Ein neues Denken erwacht

Eine neue Zeit bricht an, von einer Zeit der Schauungen geht es in eine Zeit der Orakel hinein, die dem Menschen nur nützen, wenn er selbst seinen Scharfsinn anstrengt. Man könnte es mit den Worten ausdrücken:

 „Hilf dir selbst, dann hilft dir Gott!"

 

Hesiod findet folgende charakeristischen Worte für diese Situation:

 „Der vor allem ist gut, der selber alles bedenket,

Der erwägt, was später und endlich am Ziele das beste.

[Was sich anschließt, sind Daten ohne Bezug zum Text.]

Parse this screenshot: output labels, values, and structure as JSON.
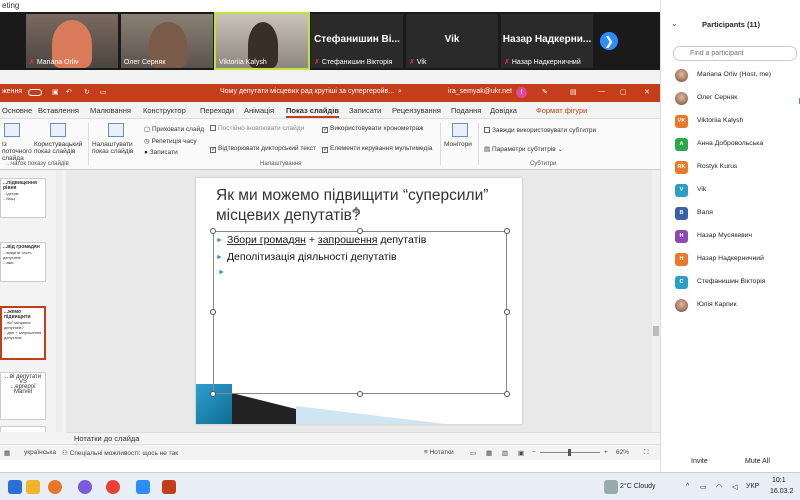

Edel nenn ich auch jenen, der gutem Zuspruch gehorsam;

Aber wer selber nicht denkt und auch dem Wissen des anderen

Taub sein Herz verschließt, der Mann ist nichtig und unnütz."

 

Weiter heißt es bei ihm:

„Vor den Verdienst aber setzten den Schweiß die unsterblichen Götter;

Lang und steil jedoch erhebt sich zu diesem der Pfad

Und zu Anfang auch rauh; doch wenn du zur Höhe gelangest,

Leicht dann zieht er dahin, so schwer er anfangs gewesen."

 

Das Denken wird geschult, denn es kommt darauf an, die Zusammenhänge zu überblicken. Die Philosophie beginnt zu übernehmen, was vorher die Mysterien geleistet haben.

 

Bei Teichmann heißt es:

„Die neue Fähigkeit des Verstandeslebens tritt wie eine Naturgabe auf. Der Mensch war nicht mehr geneigt, den alten, eingeübten Verhaltensmustern vertrauensvoll zu folgen, er fragte nach, wollte wissen warum, was die Ursachen waren und was der Nutzen. In der kurzen Zeit weniger Jahrhunderte gestaltete und erneuerte sich der gesamte Traditionsstrom uralter Überlieferungen und Gewohnheiten um, so dass das kleine Griechenland zum Urheber eines weltweiten Geistesumschwungs wurde. Ein neues Selbstbewusstsein entstand durch das Denken, in dem sich das Individuum entdeckte und sich wichtig wurde. Ein neuartiges Gedächtnis entstand, das sich jederzeit an die vergangenen Erlebnisse erinnern konnte, unabhängig vom Ortsgedächtnis. Sogar das Gefühlsleben wandelte sich, das sich nicht mehr nur an den Reizen der Außenwelt entzündet, sondern an den eigenen inneren Vorstellungen. Man kann das z. B. an der Vasenmalerei sehen. Vor dem Ende des 6. Jahrhunderts ist der Hintergrund hell und die Figuren erscheinen dunkel und schattenhaft. Dann kommt der Wandel. Der Mensch selbst rückt in die Helligkeit, dafür entschwindet die Welt in einem für das Auge undurchdringlichen Dunkel. Im Schauspiel (Sophokles, Aischylos) tritt der einzelne aus dem Chor und spricht mit eigenen Worten, rein menschliche Dialoge werden vorgeführt.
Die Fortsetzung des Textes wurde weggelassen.